2016 Season Review - Joey Logano

January 2, 2017


Immediately after Joey Logano finished second by just three points in the 2016 NASCAR Cup championship, he let himself be disappointed. But only for a short period of time.

“I was mad for a little bit,” Logano said with a chuckle. “But then I started looking at the next season, and I’m looking at next season the same way I looked at the 2016 season. We’ll keep pushing along. If we keep racing with the same intensity that this team is known to have, we’ll be right back in the mix.”

Truth is, despite it not being quite what Logano expected, the season was filled with positive moments for Logano and the crew of the No. 22 Shell-Pennzoil/AAA/Autotrader Team Penske Ford. The team won three races – Michigan, Talladega and Phoenix – made it to the final round of the Chase, and came up just three positions short of celebrating a championship.

“We did get better as the season went on and as the Chase progressed, and that’s something to be proud of,” said Logano. “Every team brings the best they’ve got and has to ace their game when the championship is on the line. The team handled the pressure as well as I’ve ever seen. When there’s pressure, it can go either way. Some people rise to the occasion and like the pressure and are better under pressure. Others crack under pressure. My team raises its game when the pressure is on. That’s pretty cool.”

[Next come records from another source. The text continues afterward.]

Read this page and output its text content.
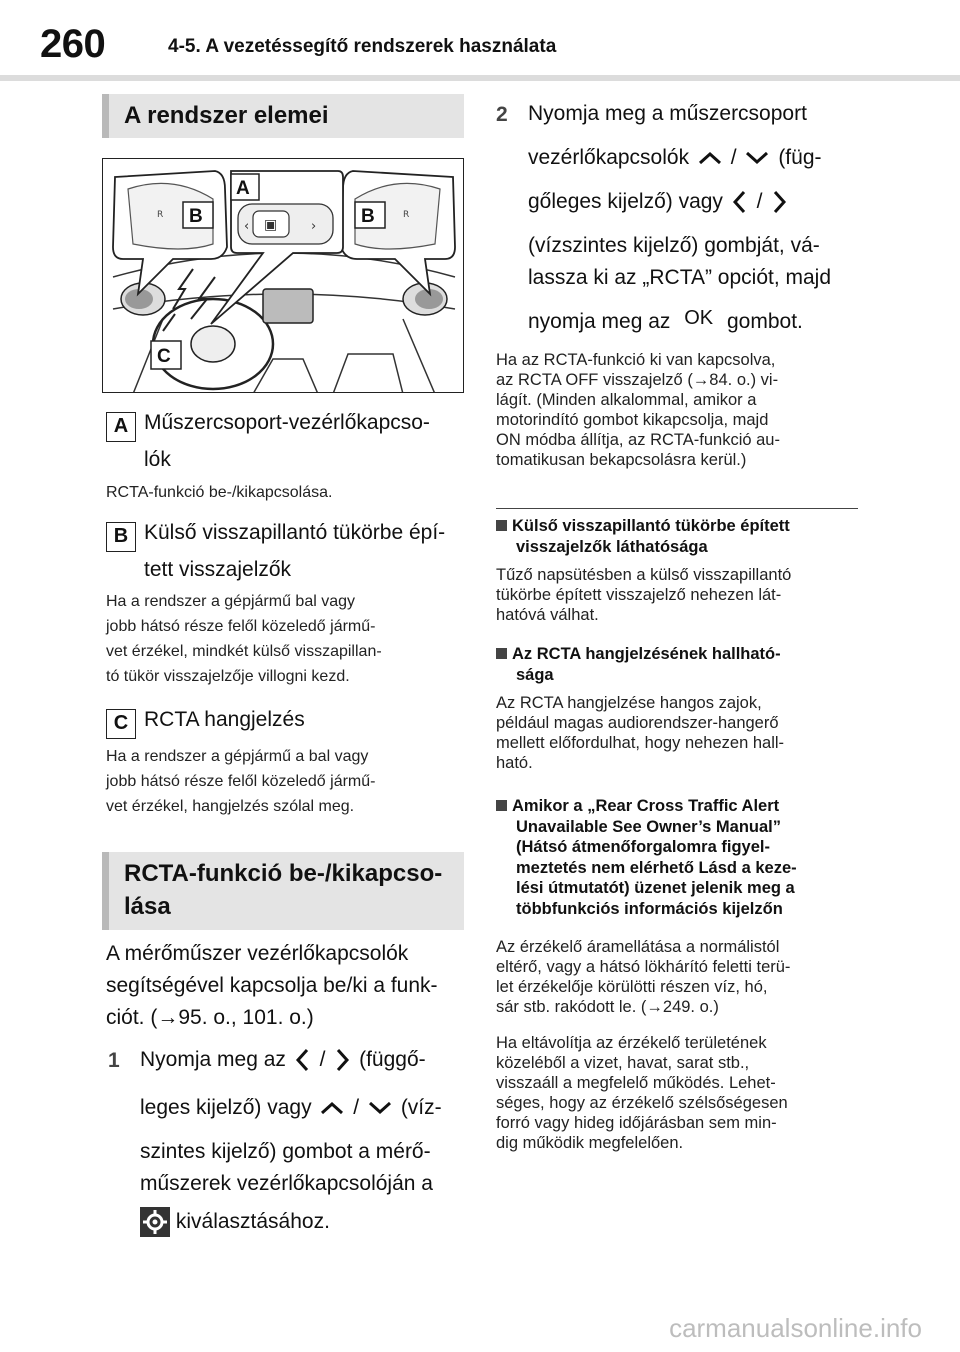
260	4-5. A vezetéssegítő rendszerek használata
A rendszer elemei
R B	B	R
▣
‹	›
A
C
A Műszercsoport-vezérlőkapcso-
lók
RCTA-funkció be-/kikapcsolása.
B Külső visszapillantó tükörbe épí-
tett visszajelzők
Ha a rendszer a gépjármű bal vagy
jobb hátsó része felől közeledő jármű-
vet érzékel, mindkét külső visszapillan-
tó tükör visszajelzője villogni kezd.
C RCTA hangjelzés
Ha a rendszer a gépjármű a bal vagy
jobb hátsó része felől közeledő jármű-
vet érzékel, hangjelzés szólal meg.
RCTA-funkció be-/kikapcso-
lása
A mérőműszer vezérlőkapcsolók
segítségével kapcsolja be/ki a funk-
ciót. (→95. o., 101. o.)
1 Nyomja meg az / (függő-
leges kijelző) vagy / (víz-
szintes kijelző) gombot a mérő-
műszerek vezérlőkapcsolóján a
kiválasztásához.
2 Nyomja meg a műszercsoport
vezérlőkapcsolók / (füg-
gőleges kijelző) vagy /
(vízszintes kijelző) gombját, vá-
lassza ki az „RCTA” opciót, majd
nyomja meg az OK gombot.
Ha az RCTA-funkció ki van kapcsolva,
az RCTA OFF visszajelző (→84. o.) vi-
lágít. (Minden alkalommal, amikor a
motorindító gombot kikapcsolja, majd
ON módba állítja, az RCTA-funkció au-
tomatikusan bekapcsolásra kerül.)
Külső visszapillantó tükörbe épített
visszajelzők láthatósága
Tűző napsütésben a külső visszapillantó
tükörbe épített visszajelző nehezen lát-
hatóvá válhat.
Az RCTA hangjelzésének hallható-
sága
Az RCTA hangjelzése hangos zajok,
például magas audiorendszer-hangerő
mellett előfordulhat, hogy nehezen hall-
ható.
Amikor a „Rear Cross Traffic Alert
Unavailable See Owner’s Manual”
(Hátsó átmenőforgalomra figyel-
meztetés nem elérhető Lásd a keze-
lési útmutatót) üzenet jelenik meg a
többfunkciós információs kijelzőn
Az érzékelő áramellátása a normálistól
eltérő, vagy a hátsó lökhárító feletti terü-
let érzékelője körülötti részen víz, hó,
sár stb. rakódott le. (→249. o.)
Ha eltávolítja az érzékelő területének
közeléből a vizet, havat, sarat stb.,
visszaáll a megfelelő működés. Lehet-
séges, hogy az érzékelő szélsőségesen
forró vagy hideg időjárásban sem min-
dig működik megfelelően.
carmanualsonline.info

The end of the season in particular was where Logano, crew chief Todd Gordon and the rest of the crew on the No. 22 car shined. In the final six races, Logano finished outside the top four just once – a ninth-place effort at Martinsville – while winning at Talladega and Phoenix.

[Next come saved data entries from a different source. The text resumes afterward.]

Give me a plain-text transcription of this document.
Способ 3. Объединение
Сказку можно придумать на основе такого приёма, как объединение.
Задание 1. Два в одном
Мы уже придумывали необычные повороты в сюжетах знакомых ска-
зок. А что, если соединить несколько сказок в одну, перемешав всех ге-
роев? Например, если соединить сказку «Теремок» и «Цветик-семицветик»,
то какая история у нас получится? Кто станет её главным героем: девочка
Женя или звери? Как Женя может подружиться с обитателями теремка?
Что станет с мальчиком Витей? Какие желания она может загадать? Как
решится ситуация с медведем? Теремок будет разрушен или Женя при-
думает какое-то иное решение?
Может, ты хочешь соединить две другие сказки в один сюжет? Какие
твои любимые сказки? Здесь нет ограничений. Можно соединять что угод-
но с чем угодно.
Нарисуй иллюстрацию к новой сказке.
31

“We fell short of our goal of winning the championship, but there’s a lot of growth that I’m proud of – not only in myself as a racecar driver, but in the whole team,” said Logano. “From the way we prepared our car at the shop to the way the crew got prepared and was mentally strong every weekend and was strong throughout the whole Chase, and to the way the road crew handled themselves under pressure. When I look at how much better we were this year than where we were two years ago when we were in the same situation, it’s night and day.”

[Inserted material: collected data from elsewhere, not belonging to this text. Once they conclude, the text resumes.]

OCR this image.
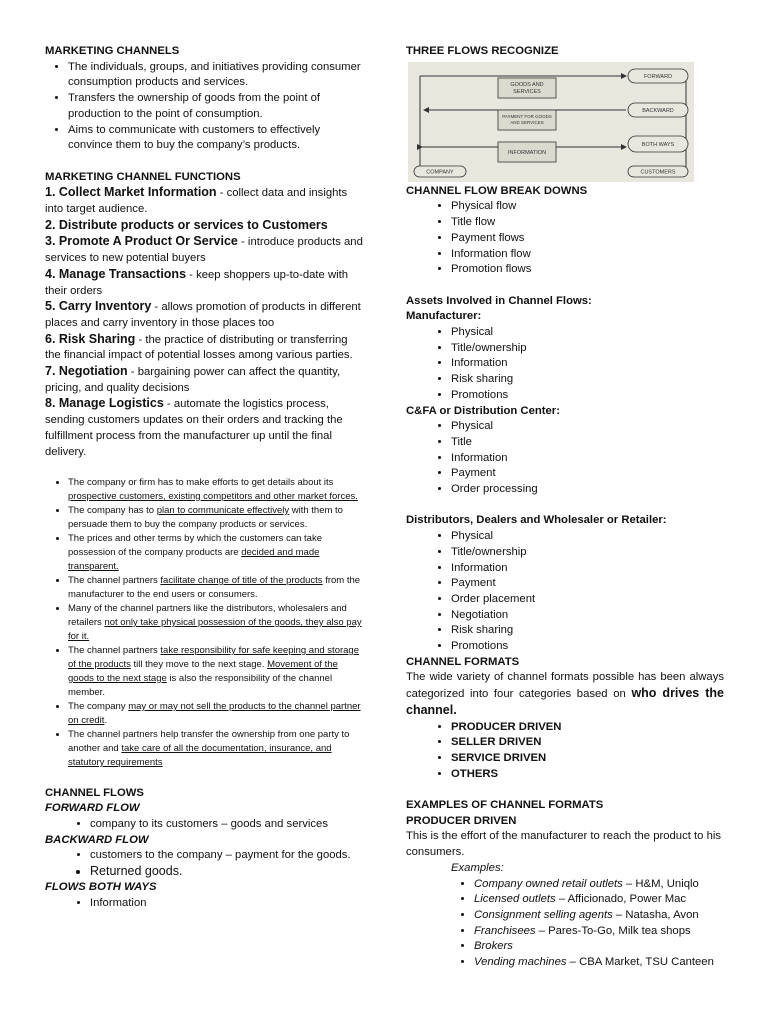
MARKETING CHANNELS

• The individuals, groups, and initiatives providing consumer consumption products and services.
• Transfers the ownership of goods from the point of production to the point of consumption.
• Aims to communicate with customers to effectively convince them to buy the company’s products.

MARKETING CHANNEL FUNCTIONS

1. Collect Market Information - collect data and insights into target audience.

2. Distribute products or services to Customers

3. Promote A Product Or Service - introduce products and services to new potential buyers

4. Manage Transactions - keep shoppers up-to-date with their orders

5. Carry Inventory - allows promotion of products in different places and carry inventory in those places too

6. Risk Sharing - the practice of distributing or transferring the financial impact of potential losses among various parties.

7. Negotiation - bargaining power can affect the quantity, pricing, and quality decisions

8. Manage Logistics - automate the logistics process, sending customers updates on their orders and tracking the fulfillment process from the manufacturer up until the final delivery.

• The company or firm has to make efforts to get details about its prospective customers, existing competitors and other market forces.
• The company has to plan to communicate effectively with them to persuade them to buy the company products or services.
• The prices and other terms by which the customers can take possession of the company products are decided and made transparent.
• The channel partners facilitate change of title of the products from the manufacturer to the end users or consumers.
• Many of the channel partners like the distributors, wholesalers and retailers not only take physical possession of the goods, they also pay for it.
• The channel partners take responsibility for safe keeping and storage of the products till they move to the next stage. Movement of the goods to the next stage is also the responsibility of the channel member.
• The company may or may not sell the products to the channel partner on credit.
• The channel partners help transfer the ownership from one party to another and take care of all the documentation, insurance, and statutory requirements

CHANNEL FLOWS

FORWARD FLOW

• company to its customers – goods and services

BACKWARD FLOW

• customers to the company – payment for the goods.
• Returned goods.

FLOWS BOTH WAYS

• Information

THREE FLOWS RECOGNIZE

GOODS AND
SERVICES
PAYMENT FOR GOODS
AND SERVICES
INFORMATION
FORWARD
BACKWARD
BOTH WAYS
COMPANY	CUSTOMERS

CHANNEL FLOW BREAK DOWNS

• Physical flow
• Title flow
• Payment flows
• Information flow
• Promotion flows

Assets Involved in Channel Flows:

Manufacturer:

• Physical
• Title/ownership
• Information
• Risk sharing
• Promotions

C&FA or Distribution Center:

• Physical
• Title
• Information
• Payment
• Order processing

Distributors, Dealers and Wholesaler or Retailer:

• Physical
• Title/ownership
• Information
• Payment
• Order placement
• Negotiation
• Risk sharing
• Promotions

CHANNEL FORMATS

The wide variety of channel formats possible has been always categorized into four categories based on who drives the channel.

• PRODUCER DRIVEN
• SELLER DRIVEN
• SERVICE DRIVEN
• OTHERS

EXAMPLES OF CHANNEL FORMATS

PRODUCER DRIVEN

This is the effort of the manufacturer to reach the product to his consumers.

Examples:

• Company owned retail outlets – H&M, Uniqlo
• Licensed outlets – Afficionado, Power Mac
• Consignment selling agents – Natasha, Avon
• Franchisees – Pares-To-Go, Milk tea shops
• Brokers
• Vending machines – CBA Market, TSU Canteen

Logano went out of his way to praise his team, led by car chief Raymond Fox, race engineer Miles Stanley, vehicle dynamics specialist John Logan and mechanics Eric Bailey, Steve Williams and Daniel Lynch.

The highest praise, though, was doled out to Logano’s over-the-wall crew, whose pit stops throughout the season were spot-on.

“They’ve always been good, but there was a time a couple of years ago that the pit stops weren’t at the caliber they are now,” said Logano. “We’ve improved a lot over the last couple of years. That took a lot of work and structure changes to make it the way it is. It takes every aspect of a race team to win these things, and you can’t win races with a not-so-good pit crew. You have to have everything, and we’re fortunate to have that at Team Penske.”

The 26-year-old from Middletown, Conn., now has 17 victories in nine seasons at NASCAR’s top level, 15 of those since joining Team Penske in 2013.

In the NASCAR XFINITY Series, Logano continued to produce, earning a pair of wins (at Watkins Glen and Charlotte) driving the No. 12 Snap-on/PPG Ford Mustang. In all, Logano posted 12 top-10 finishes in 16 NXS starts in 2016.  

As he reflects back on the season, Logano feels finishing second in the Cup Series championship is both frustrating and encouraging.

“Our goal is always the same, and I believe we can do it every year,” he said. “The fact that we were close this year doesn’t make me feel any better going into the next year. I don’t feel like, ‘Oh, now I know we can do it.’ I knew we could do it before this year. You’ve got to have that attitude. You have to have that confidence in yourself and your race team.”

That confidence brought Logano and his team within an eyelash of hoisting the Monster Energy Cup. While they all found that disappointing, they didn’t stay disappointed for long.

“We’re all frustrated that we didn’t win, and we should be frustrated. We set our goals high,” Logano explained. “But at the same time you have to look at the positives, and there are a lot of positives. We’ve grown a lot as a team, and I’m proud of that.”